Nasional Mondial Ekonomi Megapolitan Olahraga Rona The Alun-Alun Kupas Splash Wisata Perspektif Wawancara Edisi Weekend Foto Video Infografis
Megaproyek I Jangan Terulang Korupsi PLTU Riau

Proyek Listrik Harus Transparan

Foto : istimewa
A   A   A   Pengaturan Font

Pasokan listrik ke masyarakat berjalan normal. Penunjukan direktur utama PLN yang definitif menunggu RUPS.

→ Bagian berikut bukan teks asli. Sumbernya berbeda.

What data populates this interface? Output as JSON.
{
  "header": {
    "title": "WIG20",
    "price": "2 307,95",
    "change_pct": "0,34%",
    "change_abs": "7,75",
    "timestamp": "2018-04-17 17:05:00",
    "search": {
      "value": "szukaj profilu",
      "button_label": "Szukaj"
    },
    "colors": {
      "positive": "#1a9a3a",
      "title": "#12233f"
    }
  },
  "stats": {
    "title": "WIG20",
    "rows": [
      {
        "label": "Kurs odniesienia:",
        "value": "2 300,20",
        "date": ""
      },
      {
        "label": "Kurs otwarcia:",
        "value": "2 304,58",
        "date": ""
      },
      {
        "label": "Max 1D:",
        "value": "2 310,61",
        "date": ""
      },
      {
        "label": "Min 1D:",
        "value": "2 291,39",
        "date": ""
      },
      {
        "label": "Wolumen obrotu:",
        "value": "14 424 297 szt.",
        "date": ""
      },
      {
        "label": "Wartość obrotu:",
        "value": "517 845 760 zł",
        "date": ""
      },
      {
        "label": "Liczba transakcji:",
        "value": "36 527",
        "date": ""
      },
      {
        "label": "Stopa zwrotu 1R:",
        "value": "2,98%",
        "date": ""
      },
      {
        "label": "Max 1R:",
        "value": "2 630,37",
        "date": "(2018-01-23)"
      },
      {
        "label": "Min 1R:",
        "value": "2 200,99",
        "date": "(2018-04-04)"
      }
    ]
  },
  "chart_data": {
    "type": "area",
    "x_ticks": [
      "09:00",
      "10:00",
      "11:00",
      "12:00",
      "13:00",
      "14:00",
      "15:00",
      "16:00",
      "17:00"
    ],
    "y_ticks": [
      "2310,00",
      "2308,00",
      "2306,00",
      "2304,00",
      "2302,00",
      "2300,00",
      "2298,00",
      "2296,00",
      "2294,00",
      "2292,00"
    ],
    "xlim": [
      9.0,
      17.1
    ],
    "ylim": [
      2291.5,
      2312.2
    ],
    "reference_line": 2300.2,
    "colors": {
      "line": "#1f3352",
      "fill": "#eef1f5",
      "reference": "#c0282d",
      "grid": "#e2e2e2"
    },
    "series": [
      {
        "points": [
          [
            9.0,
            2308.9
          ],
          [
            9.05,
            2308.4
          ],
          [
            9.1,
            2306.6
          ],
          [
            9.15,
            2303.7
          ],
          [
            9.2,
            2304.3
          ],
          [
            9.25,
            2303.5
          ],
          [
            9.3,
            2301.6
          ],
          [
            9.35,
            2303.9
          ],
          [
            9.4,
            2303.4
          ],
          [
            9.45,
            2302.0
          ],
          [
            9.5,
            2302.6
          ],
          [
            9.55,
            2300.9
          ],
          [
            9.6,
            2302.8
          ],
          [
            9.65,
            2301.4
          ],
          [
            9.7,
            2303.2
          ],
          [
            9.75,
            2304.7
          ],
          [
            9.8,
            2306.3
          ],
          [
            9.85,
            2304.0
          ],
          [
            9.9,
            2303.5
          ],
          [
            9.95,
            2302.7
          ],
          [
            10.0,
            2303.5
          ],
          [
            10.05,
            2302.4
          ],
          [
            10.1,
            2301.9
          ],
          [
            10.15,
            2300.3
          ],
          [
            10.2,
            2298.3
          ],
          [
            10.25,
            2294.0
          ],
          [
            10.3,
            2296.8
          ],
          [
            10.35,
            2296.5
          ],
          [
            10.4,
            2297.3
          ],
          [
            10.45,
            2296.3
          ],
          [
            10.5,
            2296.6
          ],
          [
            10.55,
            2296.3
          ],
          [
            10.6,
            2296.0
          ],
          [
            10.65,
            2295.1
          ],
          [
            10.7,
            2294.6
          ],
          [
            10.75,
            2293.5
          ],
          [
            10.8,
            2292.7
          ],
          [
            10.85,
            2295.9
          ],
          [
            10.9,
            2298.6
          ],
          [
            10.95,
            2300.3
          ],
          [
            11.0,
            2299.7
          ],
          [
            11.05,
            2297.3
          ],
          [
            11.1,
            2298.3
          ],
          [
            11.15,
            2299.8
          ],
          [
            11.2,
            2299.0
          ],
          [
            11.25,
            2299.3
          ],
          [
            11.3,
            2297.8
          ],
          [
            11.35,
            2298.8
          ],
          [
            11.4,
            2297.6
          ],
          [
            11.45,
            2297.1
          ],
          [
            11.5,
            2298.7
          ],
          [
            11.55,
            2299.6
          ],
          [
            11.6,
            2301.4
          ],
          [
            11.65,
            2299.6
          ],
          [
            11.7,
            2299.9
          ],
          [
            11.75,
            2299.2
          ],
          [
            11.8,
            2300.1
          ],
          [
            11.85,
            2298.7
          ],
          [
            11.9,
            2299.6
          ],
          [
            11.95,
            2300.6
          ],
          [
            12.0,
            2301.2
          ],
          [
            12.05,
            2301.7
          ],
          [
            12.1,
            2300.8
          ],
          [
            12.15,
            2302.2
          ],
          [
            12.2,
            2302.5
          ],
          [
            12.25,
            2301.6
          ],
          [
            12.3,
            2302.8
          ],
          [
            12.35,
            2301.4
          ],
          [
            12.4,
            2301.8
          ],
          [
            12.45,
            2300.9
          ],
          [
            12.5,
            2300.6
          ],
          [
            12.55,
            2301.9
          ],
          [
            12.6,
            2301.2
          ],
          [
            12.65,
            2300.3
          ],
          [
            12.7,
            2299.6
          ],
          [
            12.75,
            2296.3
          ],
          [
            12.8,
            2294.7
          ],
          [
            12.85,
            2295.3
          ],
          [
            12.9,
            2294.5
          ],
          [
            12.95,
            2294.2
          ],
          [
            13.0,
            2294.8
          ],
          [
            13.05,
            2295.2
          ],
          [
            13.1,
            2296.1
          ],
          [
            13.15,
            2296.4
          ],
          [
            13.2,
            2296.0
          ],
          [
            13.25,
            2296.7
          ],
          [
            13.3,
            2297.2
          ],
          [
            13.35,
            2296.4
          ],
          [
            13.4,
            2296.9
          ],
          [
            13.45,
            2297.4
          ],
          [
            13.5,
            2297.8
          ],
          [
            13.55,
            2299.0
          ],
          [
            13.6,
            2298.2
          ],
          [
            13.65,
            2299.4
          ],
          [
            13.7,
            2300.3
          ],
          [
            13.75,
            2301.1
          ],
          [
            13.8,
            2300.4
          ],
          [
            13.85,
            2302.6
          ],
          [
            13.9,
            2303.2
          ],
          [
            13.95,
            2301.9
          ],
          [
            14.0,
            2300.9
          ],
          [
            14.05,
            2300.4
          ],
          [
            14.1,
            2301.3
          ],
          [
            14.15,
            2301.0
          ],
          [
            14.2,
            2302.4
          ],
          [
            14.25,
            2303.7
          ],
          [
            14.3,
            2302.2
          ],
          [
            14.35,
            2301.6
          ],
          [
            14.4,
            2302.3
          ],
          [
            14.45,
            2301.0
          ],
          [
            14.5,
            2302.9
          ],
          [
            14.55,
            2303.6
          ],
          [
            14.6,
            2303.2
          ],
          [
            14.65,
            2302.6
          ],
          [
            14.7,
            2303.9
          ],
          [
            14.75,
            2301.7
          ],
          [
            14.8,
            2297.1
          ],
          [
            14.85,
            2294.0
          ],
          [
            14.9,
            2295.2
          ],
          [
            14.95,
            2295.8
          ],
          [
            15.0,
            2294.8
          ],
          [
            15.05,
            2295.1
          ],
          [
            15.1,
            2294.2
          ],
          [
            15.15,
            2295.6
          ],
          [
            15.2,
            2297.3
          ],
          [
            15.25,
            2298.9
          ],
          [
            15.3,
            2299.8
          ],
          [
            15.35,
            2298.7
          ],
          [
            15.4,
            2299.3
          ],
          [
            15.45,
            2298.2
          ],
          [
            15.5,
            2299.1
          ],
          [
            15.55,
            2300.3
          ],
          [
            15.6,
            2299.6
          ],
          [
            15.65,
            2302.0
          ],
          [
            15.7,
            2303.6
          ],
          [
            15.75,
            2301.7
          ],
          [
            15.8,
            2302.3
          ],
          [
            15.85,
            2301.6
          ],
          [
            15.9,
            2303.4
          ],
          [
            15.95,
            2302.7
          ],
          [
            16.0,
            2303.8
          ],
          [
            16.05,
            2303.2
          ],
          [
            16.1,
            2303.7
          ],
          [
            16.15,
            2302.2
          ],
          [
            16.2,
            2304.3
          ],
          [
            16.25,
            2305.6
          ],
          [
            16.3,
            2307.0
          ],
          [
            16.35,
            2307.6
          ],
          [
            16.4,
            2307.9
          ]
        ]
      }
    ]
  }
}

JAKARTA - Sejumlah kalangan mendesak agar proses lelang megaproyek pembangunan pembangkit berkapasitas 35 ribu megawatt (MW) harus lebih transparan. Hal itu untuk menghindari seperti yang terjadi dalam kasus Pembangkit Listrik Tenaga Uap (PLTU) Riau I yang turut menyeret nama Direktur Utama PLN nonaktif, Sofyan Basir. Hal ini ditegaskan Direktur Eksekutif Center of Energy and Resources Indonesia, Yusri Usman, di Jakarta, Senin (29/4).

Menurutnya, ketentuan penunjukan langsung untuk proyek PLTU di mulut tambang harus direvisi. "Itu untuk menghindari praktik kongkalikong seperti yang terjadi dalam kasus PLTU Riau I," ungkapnya. Jika tidak direvisi, semua yang menjadi bagian dari megaproyek pembangunan pembangkut 35 ribu MW rawan bermasalah. Hal itu mengingat proyek tersebut merupakan peluang kontraktor listrik untuk mengeruk keuntungan besar.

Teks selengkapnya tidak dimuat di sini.